The design continues to be developed (as the name implies) and what were concepts now turn into architectural decisions. If the material selections are included as an included additional service, they are now selected and the major systems of the project (mechanical, electric, plumbing, structure) are created by various consultants and added to the drawing set by the Architect. This is also the time to address important areas like code compliance, architectural details, fixture selection, and window/mullion configurations. The drawings and renderings that are developed are ready for obtaining permits, to be used as marketing collateral, or in the case of a developer used for fundraising purposes. 

Step 5: Construction Documents

Not every job requires full Construction Documents (CDs), and many home renovation drawing packages are considered “complete” at Step 4. CDs drawings are highly detailed representations that explain how every element of the job is to be constructed. Most Architects will submit permit drawings early in the development of the CDs so that no time is lost waiting for the building department to provide feedback and ultimately approvals for the project. The finalized CDs will have each and every specification needed to build the project, down to the color of the trim and the size of every window mullion. Once the Architect has all CDs finalized, the Project is ready to go to bid. The next two steps are often managed directly by the Client (or their GC at step 7) and Rose Architects offers them as Additional Services. 

Step 6 (Additional Service): Bidding and Negotiation with Contractors

The Permitting or Construction Drawings are sent to multiple contractors and the resulting bids will be reviewed by the Architect and Client. The best fit can be decided based on cost, timeline, experience, or best value – it all depends on a number of factors when making such an important decision and the Client will always have the final say.
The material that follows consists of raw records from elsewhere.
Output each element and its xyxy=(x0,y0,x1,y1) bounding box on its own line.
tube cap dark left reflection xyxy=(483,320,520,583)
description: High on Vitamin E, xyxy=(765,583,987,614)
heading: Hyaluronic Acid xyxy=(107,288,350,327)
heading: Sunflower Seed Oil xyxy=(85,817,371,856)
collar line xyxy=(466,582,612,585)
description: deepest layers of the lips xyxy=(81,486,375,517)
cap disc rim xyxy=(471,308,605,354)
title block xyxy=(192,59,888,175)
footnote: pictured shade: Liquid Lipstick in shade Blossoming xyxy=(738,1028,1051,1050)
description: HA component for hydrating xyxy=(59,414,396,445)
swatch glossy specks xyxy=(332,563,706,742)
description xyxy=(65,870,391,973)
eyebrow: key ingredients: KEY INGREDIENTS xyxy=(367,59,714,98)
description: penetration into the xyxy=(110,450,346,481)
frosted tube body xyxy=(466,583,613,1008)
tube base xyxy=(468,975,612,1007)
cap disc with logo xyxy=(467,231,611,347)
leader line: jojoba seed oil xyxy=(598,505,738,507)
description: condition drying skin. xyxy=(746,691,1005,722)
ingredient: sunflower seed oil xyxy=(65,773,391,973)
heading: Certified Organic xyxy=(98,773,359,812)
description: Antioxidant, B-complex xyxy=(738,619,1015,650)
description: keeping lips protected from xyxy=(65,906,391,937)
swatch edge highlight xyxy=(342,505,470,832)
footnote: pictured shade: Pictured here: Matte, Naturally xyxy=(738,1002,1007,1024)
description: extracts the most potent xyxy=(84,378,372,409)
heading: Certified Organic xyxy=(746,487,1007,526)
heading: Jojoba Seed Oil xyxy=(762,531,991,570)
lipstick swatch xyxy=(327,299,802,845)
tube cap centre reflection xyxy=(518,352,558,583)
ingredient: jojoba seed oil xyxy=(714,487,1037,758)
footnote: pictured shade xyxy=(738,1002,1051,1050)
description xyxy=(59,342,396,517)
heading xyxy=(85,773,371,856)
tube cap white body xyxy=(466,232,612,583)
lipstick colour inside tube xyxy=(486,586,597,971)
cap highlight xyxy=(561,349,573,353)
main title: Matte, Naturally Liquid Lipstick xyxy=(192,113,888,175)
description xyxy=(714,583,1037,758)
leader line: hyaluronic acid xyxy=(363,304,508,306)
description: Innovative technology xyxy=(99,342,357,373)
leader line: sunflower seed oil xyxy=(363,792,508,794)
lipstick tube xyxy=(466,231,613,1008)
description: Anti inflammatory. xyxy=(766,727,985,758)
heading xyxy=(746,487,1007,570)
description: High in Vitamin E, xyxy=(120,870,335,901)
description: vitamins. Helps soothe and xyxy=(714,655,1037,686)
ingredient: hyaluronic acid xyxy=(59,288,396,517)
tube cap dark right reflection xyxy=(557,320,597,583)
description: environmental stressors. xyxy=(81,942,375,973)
Step 7 (Additional Service): Construction Administration

The Architect will remain involved with the project all the way through construction completion (with the exception of minor work or other unique situations). The Architect’s role at this point in the project is to make sure the project is built in accordance with the Construction Documents, especially as it relates to the design intent and the Client’s best interests. Periodic meetings with the Contractor will take place to monitor job progress, and if necessary, Change Orders will be created and submitted to the Client for approval to adjust for any issues that occur in the field. The Architect will also review all invoices and scheduling to ensure the project stays on track.

In addition to the steps outlined above, there are numerous milestones that will need to be signed off on by both the Client and the Architect in order to proceed with the project. We do this to ensure that everyone is on the same page and that there are no surprises. Surprises in architecture result in increased costs and delays…the two things we always do our best to avoid!